During tests, tiny silica spheres were shot at the graphene material – and researchers found that graphene’s layer just an atom thick is much stronger than steel when impacted by ballistic test shots. A sheet of atoms arranged in a honeycomb pattern, graphene provides a flexible as well as strong material that transforms and other related technologies – and this makes it a good material to conduct electricity.
Researchers from the University of Massachusetts in Amherst observed with lasers as microbullets were fired at 10-100 layers of graphene sheets arranged over one another. The observers found that measured energy spheres made on the graphene material before and after the shots dissipated by stretching into a cone shape before cracking. This means only one thing: graphene has the great elasticity of absorbing 8 to 10 times the impact of steel.

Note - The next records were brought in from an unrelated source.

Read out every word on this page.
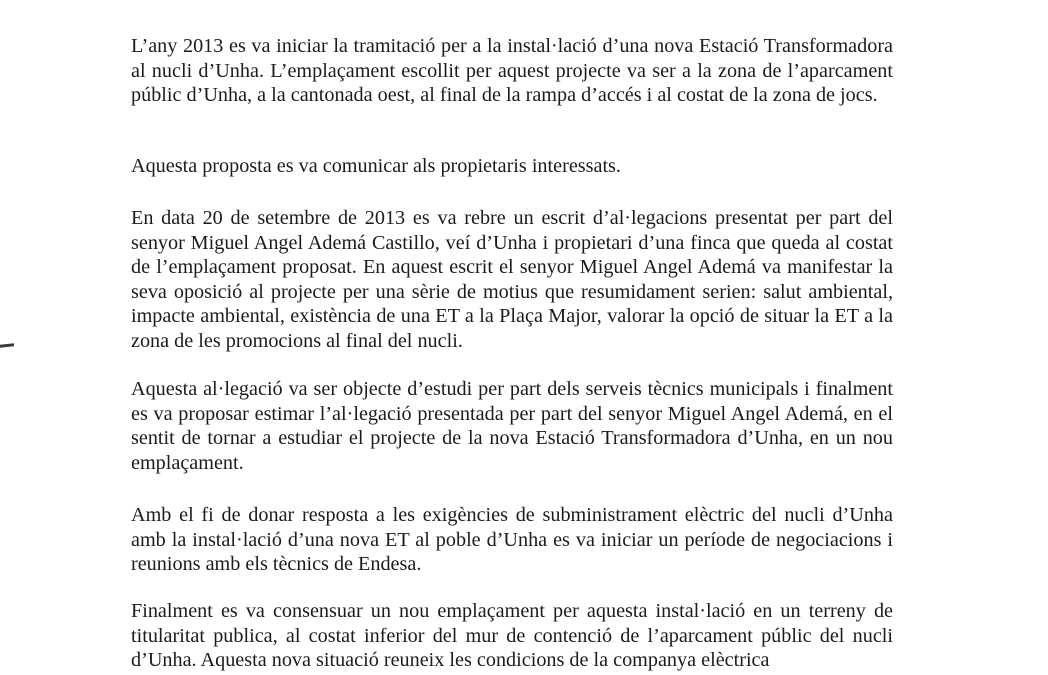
L’any 2013 es va iniciar la tramitació per a la instal·lació d’una nova Estació Transformadora al nucli d’Unha. L’emplaçament escollit per aquest projecte va ser a la zona de l’aparcament públic d’Unha, a la cantonada oest, al final de la rampa d’accés i al costat de la zona de jocs.

Aquesta proposta es va comunicar als propietaris interessats.

En data 20 de setembre de 2013 es va rebre un escrit d’al·legacions presentat per part del senyor Miguel Angel Ademá Castillo, veí d’Unha i propietari d’una finca que queda al costat de l’emplaçament proposat. En aquest escrit el senyor Miguel Angel Ademá va manifestar la seva oposició al projecte per una sèrie de motius que resumidament serien: salut ambiental, impacte ambiental, existència de una ET a la Plaça Major, valorar la opció de situar la ET a la zona de les promocions al final del nucli.

Aquesta al·legació va ser objecte d’estudi per part dels serveis tècnics municipals i finalment es va proposar estimar l’al·legació presentada per part del senyor Miguel Angel Ademá, en el sentit de tornar a estudiar el projecte de la nova Estació Transformadora d’Unha, en un nou emplaçament.

Amb el fi de donar resposta a les exigències de subministrament elèctric del nucli d’Unha amb la instal·lació d’una nova ET al poble d’Unha es va iniciar un període de negociacions i reunions amb els tècnics de Endesa.

Finalment es va consensuar un nou emplaçament per aquesta instal·lació en un terreny de titularitat publica, al costat inferior del mur de contenció de l’aparcament públic del nucli d’Unha. Aquesta nova situació reuneix les condicions de la companya elèctrica
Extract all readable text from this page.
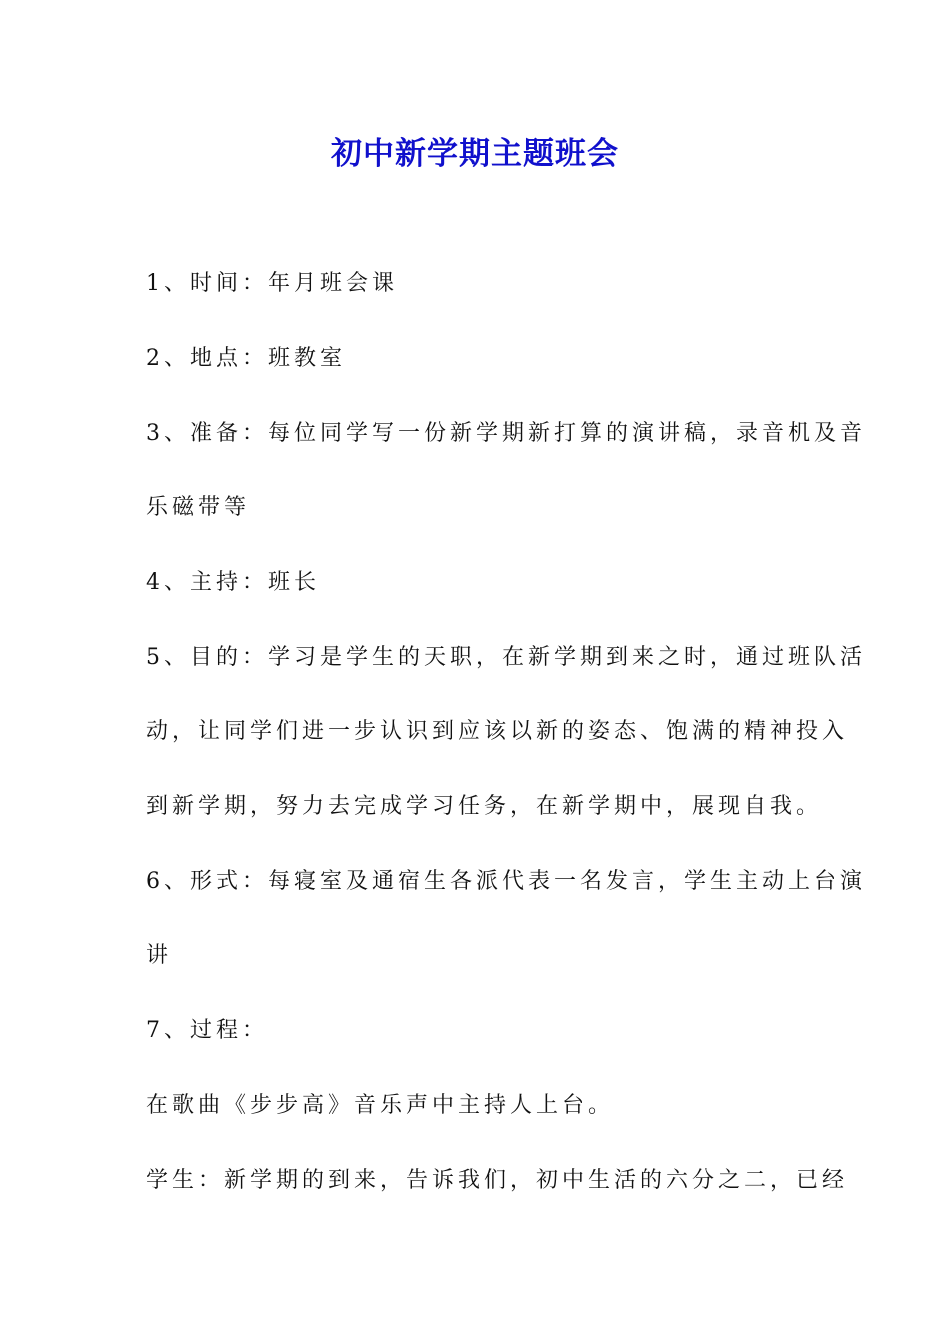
初中新学期主题班会
1、时间：年月班会课
2、地点：班教室
3、准备：每位同学写一份新学期新打算的演讲稿，录音机及音
乐磁带等
4、主持：班长
5、目的：学习是学生的天职，在新学期到来之时，通过班队活
动，让同学们进一步认识到应该以新的姿态、饱满的精神投入
到新学期，努力去完成学习任务，在新学期中，展现自我。
6、形式：每寝室及通宿生各派代表一名发言，学生主动上台演
讲
7、过程：
在歌曲《步步高》音乐声中主持人上台。
学生：新学期的到来，告诉我们，初中生活的六分之二，已经
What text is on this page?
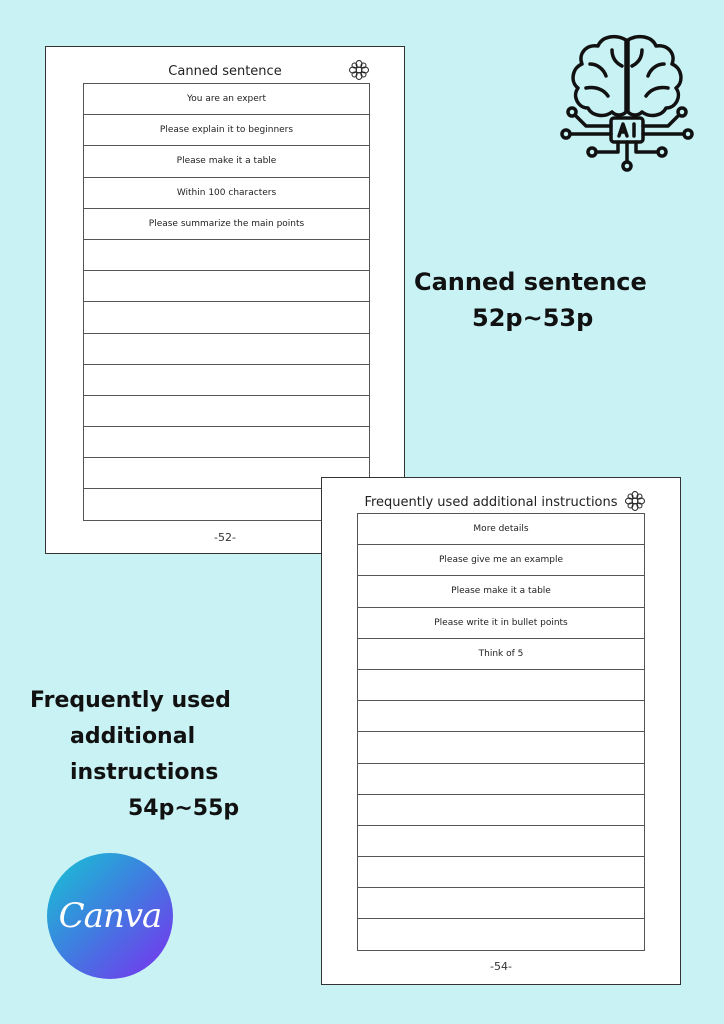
Canned sentence
You are an expert
Please explain it to beginners
Please make it a table
Within 100 characters
Please summarize the main points
-52-
Canned sentence
52p~53p
Frequently used additional instructions
More details
Please give me an example
Please make it a table
Please write it in bullet points
Think of 5
-54-
Frequently used
additional instructions
54p~55p
Canva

Although the UK Manchester University team that discovered graphene in won the Nobel Prize in Physics in 2010, a latest discovery just last week showed that particles of proton could pass through graphene materials and this makes it a good candidate for improving hydrogen fuel cells. Made essentially of carbon, graphene is an almost transparent sheet with the ability to conduct electricity as well used for anti-ballistic armor technology, and this makes it a highly two-dimensional material that reacts with light and other properties.